Implicit and Explicit encodings
I’m starting to rofl now, ‘cos like I said, I thought I had figured this out after multiple encounters with ASN. Everything that we’ve talked about is about explicit encoding where things are [ahem] normal. Turns out this whole T encoding thing is still too easy for people. What if, no not hypothetically, we could make the T an index of the element relative to it’s parent in the ASN specification? This essentially means there’s no Integer, String, Sequence in the byte stream. There are only indexes. Let me see if I understand this:
sequence { integer a boolean b string c }
With explicit encoding we will be serializing this to:
Tsequence Lsequence ( Ta La (a), Tb Lb (b) Tc Lc (c) )
With implicit encoding, we serialize this as follows:
Indexsequence Lsequence ( Indexa La (a), Indexb Lb (b) Indexc Lc (c) )
What this means is that sender and the recipient have to have the grammar in place to really make sense of these indices. Because the type of the object being transmitted is no longer part of the bits.
PER encoding
PER stands for Packed Encoding rules which really means, I’m still on dial-up, co’s I can’t afford broadband. This is when things get really interesting. So if you have an integer in the range of [x, y], then you encode this with least amount of bits that (value - x) takes. For example, an integer field in the ASN definition with a constraint of [1024, 1028] gets encoded as 3 bits (1028 - 1024 = 4 => 3 bits). I give up.

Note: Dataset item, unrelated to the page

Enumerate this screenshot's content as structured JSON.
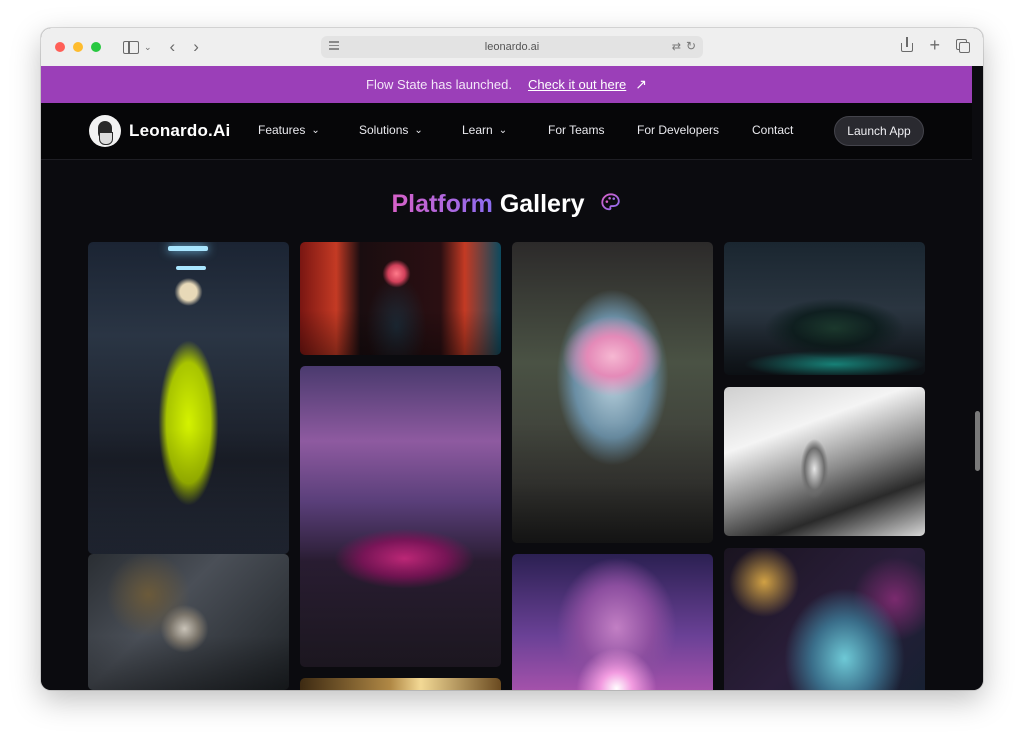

All of this brings me to the last issue:
Intrusion Detection
Most IPS’s used to do ASN parsing recursively, which essentially means you can create ASN bombs (recursive TLV’s) that cause a stack overflow in the IPS. With that out of the way, explicit encoding allows the IPS to narrow down the signature to match a particular element (using the T) to eliminate false positives. What if the encoding is implicit? This means the signature-based IPS has no way of knowing what to look for, unless it carries with it the full parser for the particular ASN-based protocol. Unlikely, since it’s going to drop the throughput from Gbits/s to Mbits/s.
You should know by now I’m nuts about ASN.